Der Ruf nach der Atombombe stösst in der Bevölkerung auf Anklang. Über 70 Prozent der Südkoreanerinnen und Südkoreaner sprechen sich in Umfragen für eigene Atomwaffen aus. Wenig erstaunlich nahmen auch Politiker den Ball auf. Südkoreas konservativer Präsident Yoon Suk Yeol sinnierte vor einem Jahr unverblümt über eine atomare Bewaffnung Südkoreas. Sein Land könnte selbst Atomwaffen entwickeln, und zwar ziemlich schnell, erklärte Yoon.

Das Präsidialamt beschwichtigte nach den brisanten Äusserungen und nannte das Szenario unrealistisch. Südkorea stehe weiterhin für die Nichtverbreitung von Atomwaffen ein. Damit war der Spuk indes nicht aus der Welt geschafft. Der einflussreiche Bürgermeister von Seoul, Oh Se Hoon, doppelte nach. Er hegt Ambitionen auf das Staatspräsidium.

Amerika hat schnell auf die Debatte reagiert. Washington entsandte zum ersten Mal seit vier Jahrzehnten wieder ein U-Boot nach Korea, das Raketen mit Atomsprengköpfen abfeuern kann. Die Schutzmacht unterstrich damit ihre Unterstützung für den Bündnispartner. Auch signalisierte sie die Bereitschaft, südkoreanische Generäle stärker in die strategische Einsatzplanung für Nuklearwaffen einzubeziehen.
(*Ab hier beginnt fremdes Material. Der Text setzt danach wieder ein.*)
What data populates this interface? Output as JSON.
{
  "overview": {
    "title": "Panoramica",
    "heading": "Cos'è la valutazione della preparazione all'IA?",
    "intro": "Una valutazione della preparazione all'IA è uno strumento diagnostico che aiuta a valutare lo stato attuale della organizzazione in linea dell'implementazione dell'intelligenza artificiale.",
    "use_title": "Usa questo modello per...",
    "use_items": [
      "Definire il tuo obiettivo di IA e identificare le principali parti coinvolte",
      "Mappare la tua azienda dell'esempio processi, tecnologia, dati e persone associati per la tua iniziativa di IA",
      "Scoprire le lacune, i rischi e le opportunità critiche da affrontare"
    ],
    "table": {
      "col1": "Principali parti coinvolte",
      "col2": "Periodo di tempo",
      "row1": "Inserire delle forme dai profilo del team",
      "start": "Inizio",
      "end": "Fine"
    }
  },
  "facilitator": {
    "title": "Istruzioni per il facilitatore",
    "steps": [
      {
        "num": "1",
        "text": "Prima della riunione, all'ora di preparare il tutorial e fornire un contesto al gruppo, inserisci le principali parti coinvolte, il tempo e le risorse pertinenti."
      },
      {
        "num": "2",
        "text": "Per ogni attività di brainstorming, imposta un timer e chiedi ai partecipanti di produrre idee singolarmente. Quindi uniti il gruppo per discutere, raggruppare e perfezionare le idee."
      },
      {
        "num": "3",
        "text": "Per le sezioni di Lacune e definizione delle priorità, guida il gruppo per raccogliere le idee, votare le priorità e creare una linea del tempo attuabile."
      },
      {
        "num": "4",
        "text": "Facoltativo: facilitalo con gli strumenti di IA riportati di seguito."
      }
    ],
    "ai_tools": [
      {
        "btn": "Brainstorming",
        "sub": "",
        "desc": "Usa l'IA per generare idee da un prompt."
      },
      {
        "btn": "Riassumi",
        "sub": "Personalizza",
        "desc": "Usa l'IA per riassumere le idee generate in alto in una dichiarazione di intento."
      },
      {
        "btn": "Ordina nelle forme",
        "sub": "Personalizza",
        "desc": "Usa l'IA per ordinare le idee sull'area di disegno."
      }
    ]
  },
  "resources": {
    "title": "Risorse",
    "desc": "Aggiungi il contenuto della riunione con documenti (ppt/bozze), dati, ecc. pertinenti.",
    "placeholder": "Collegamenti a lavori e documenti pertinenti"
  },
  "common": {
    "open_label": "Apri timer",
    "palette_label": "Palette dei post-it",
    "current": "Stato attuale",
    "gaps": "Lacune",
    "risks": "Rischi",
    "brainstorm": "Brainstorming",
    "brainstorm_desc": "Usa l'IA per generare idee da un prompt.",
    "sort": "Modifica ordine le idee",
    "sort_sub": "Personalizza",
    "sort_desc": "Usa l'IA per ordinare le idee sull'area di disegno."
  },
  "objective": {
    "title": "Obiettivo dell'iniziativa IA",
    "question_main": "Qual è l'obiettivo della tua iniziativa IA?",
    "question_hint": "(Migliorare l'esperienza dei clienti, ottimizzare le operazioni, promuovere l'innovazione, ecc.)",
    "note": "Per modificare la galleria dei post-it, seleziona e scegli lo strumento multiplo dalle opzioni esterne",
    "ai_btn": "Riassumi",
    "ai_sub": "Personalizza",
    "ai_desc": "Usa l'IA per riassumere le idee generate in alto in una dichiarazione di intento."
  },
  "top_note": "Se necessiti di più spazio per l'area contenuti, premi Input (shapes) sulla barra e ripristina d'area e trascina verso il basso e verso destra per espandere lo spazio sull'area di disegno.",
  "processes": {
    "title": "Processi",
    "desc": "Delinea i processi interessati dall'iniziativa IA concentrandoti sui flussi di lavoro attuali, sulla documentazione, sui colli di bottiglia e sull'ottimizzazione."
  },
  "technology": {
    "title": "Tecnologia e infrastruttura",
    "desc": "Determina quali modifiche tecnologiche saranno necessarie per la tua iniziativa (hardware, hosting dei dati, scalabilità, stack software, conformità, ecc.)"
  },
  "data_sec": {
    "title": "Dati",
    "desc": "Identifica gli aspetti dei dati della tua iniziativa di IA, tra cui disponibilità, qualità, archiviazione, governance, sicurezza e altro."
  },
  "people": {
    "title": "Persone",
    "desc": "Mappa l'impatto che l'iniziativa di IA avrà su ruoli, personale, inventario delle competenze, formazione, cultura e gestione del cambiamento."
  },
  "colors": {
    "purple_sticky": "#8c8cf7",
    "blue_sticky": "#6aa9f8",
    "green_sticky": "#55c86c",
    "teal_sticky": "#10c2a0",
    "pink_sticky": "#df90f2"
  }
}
Für den Politologen Cheong sind solche Massnahmen nichts als Symbolpolitik: «Letztlich hat der amerikanische Präsident die alleinige Befugnis, einen Atomschlag anzuordnen.» Südkorea bleibe abhängig von den USA. «Bei einer Wiederwahl zum Präsidenten wird sich Donald Trump erneut fragen, wieso er den Südkoreanern helfen soll.»

Südkorea unterhielt in den siebziger Jahren ein geheimes Atomprogramm. Washington stellte Südkorea damals vor die Wahl, entweder das Projekt zu beenden oder den militärischen Rückhalt Amerikas zu verlieren. Daraufhin lenkte Seoul ein.

Rütteln an einem Tabu

Wenig erstaunlich bewerten der Spitzendiplomat Kim und der Nordkorea-Experte Cheong die öffentliche Debatte völlig unterschiedlich. Kim findet die hohen Zustimmungswerte in der Bevölkerung wenig aussagekräftig: «Wüssten die Befragten, welch hohen Preis Südkorea für einen Ausstieg aus dem Atomwaffensperrvertrag bezahlen müsste, kämen die Umfragen zu einem anderen Ergebnis.»

Cheong hingegen glaubt an einen Trend, der sich verfestigen werde: «Eine atomare Bewaffnung Südkoreas galt in Fachkreisen lange als Tabu.» Das sei Vergangenheit. Mehr und mehr Experten schwenkten um. Auch in den politischen Parteien sieht er Bewegung.

Sollte Südkorea tatsächlich Atombomben entwickeln und wie Nordkorea vor zwanzig Jahren aus dem Atomwaffensperrvertrag aussteigen, bedeutete dies einen herben Rückschlag für das nukleare Nonproliferationsregime. Japan würde wahrscheinlich denselben Schritt tun. Es verfügt über grosse Mengen an Plutonium. Laut Experten könnte Nippon innerhalb weniger Monate Atombomben bauen. Es wäre unweigerlich der Auftakt zu einem atomaren Wettrennen in Asien und darüber hinaus.

Die Gespräche mit Kim Gunn, Südkoreas Sonderbeauftragtem für die koreanische Halbinsel, und dem Politikwissenschafter Cheong Seong Chang wurden vor der Ankündigung der nordkoreanischen Führung geführt, das Ziel einer friedlichen Wiedervereinigung aufzugeben.